One of the most glorious and moving features of this Vespers is found in the way Monteverdi has chosen to unify it. Like Bach, who draws inspiration from the restrictions of writing in the most complex counterpoint, Monteverdi undertook the forbidding task of building all his major movements - all the psalms, the sonata, the hymn, and the entire Magnificat - upon the traditional Gregorian chants for those texts. In other words, he used the notes of the old chant as a fixed voice (cantus firmus) upon which to build elaborate compositions. This is easiest to hear in the closing Magnificat, where, in one short movement after another, the chant is sung in long notes, while solo singers and instruments perform faster notes around it. This creates a clash of styles - an astonishing variety of "modern" music superimposed upon an old-style technique. The two styles are reconciled with breathtaking beauty, and the technique allows Monteverdi to build an enormous structure that goes beyond anything his contemporaries were able to achieve.
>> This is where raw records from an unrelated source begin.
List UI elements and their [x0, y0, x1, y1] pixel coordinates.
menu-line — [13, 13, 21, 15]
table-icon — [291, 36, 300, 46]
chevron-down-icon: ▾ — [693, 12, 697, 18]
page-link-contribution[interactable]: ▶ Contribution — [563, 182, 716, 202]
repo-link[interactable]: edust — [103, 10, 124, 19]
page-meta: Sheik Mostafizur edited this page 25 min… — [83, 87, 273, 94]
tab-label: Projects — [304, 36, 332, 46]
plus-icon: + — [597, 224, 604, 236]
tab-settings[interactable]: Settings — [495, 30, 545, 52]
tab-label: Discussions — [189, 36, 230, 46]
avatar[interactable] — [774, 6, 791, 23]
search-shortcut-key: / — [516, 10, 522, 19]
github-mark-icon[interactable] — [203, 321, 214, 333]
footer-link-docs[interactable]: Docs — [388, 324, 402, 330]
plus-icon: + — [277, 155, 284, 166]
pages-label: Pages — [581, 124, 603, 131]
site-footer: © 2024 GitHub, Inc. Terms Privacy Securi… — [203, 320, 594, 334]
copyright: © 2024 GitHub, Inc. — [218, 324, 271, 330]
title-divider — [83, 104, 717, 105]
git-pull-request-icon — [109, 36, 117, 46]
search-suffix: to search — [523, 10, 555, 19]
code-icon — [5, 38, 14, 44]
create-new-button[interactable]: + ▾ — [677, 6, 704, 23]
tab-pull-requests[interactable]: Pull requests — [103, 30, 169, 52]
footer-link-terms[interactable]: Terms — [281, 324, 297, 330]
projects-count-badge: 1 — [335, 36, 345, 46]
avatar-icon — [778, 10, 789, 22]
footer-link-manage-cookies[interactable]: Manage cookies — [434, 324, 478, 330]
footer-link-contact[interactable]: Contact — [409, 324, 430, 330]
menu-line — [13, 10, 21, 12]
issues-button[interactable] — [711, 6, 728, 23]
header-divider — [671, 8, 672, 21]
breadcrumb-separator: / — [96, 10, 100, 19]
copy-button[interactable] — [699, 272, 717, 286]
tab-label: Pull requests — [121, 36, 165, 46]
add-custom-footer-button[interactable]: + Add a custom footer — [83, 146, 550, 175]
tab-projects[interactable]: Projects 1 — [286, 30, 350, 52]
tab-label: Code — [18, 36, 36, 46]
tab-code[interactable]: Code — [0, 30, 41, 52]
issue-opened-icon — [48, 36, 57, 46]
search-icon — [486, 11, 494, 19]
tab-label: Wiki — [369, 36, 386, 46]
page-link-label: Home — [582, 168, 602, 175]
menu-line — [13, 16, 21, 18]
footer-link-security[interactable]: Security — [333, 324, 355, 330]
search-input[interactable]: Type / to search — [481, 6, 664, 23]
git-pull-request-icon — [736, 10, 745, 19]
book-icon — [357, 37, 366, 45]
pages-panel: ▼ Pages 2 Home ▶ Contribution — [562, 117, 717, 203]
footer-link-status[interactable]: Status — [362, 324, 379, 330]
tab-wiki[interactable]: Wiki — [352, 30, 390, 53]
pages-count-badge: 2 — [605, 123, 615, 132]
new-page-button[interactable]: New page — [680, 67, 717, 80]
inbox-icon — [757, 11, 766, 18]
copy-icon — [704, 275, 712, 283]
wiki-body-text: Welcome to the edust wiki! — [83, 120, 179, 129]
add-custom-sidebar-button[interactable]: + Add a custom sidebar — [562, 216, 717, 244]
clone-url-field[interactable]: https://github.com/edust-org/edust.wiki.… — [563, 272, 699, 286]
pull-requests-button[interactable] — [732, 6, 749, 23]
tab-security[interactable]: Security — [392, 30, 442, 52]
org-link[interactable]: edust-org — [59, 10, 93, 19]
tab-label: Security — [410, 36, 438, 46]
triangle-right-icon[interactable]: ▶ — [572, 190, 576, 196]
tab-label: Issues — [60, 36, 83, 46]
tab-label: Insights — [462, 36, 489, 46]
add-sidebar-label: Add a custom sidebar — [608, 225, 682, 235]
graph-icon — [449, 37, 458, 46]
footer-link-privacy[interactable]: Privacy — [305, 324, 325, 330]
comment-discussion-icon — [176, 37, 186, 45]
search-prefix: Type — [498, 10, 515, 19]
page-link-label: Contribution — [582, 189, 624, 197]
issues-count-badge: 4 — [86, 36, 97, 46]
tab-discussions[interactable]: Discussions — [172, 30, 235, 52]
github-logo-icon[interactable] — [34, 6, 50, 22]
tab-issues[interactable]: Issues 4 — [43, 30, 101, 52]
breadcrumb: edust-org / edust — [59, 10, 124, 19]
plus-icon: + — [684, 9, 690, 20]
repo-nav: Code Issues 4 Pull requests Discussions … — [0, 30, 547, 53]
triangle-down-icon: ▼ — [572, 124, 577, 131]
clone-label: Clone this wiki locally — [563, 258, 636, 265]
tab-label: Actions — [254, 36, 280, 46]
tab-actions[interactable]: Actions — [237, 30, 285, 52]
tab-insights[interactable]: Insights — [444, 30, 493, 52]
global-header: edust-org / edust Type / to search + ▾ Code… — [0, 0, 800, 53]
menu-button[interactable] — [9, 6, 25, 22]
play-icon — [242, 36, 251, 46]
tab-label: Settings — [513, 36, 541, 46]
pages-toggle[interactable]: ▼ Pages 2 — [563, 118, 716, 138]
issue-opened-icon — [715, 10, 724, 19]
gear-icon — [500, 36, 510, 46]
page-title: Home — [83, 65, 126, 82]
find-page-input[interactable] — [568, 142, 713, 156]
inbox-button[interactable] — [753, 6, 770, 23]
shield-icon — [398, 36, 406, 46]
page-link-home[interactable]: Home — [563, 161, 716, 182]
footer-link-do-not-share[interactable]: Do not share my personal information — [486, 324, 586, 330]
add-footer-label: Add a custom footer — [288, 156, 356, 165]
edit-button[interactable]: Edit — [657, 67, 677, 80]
Here are a few details that might be useful while listening:
- The "Nigra sum" (the only solo song in the Vespers) and "Pulchra es" are settings of sensual poetry from the Song of Solomon, poetry which had long been associated allegorically with Mary.
- In "Duo seraphim," two angels, sung by two tenors, are calling to each other across vast space. When the text turns to the Trinity, a third tenor joins them; and at the words, "these three are one," the three voices come together on a single note.
- The "Audi coelum" features a wonderful word-play: from a distance, one tenor echoes the phrase endings of the other, and as he echoes only a part of the last word, he forms a new word as an answer to the first tenor.
- The Sonata sopra Sancta Maria is the only real instrumental piece in the whole Vespers. As the virtuosic instrumental music unfolds, the sopranos of the chorus repeat a phrase of chant eleven times over constantly varying music.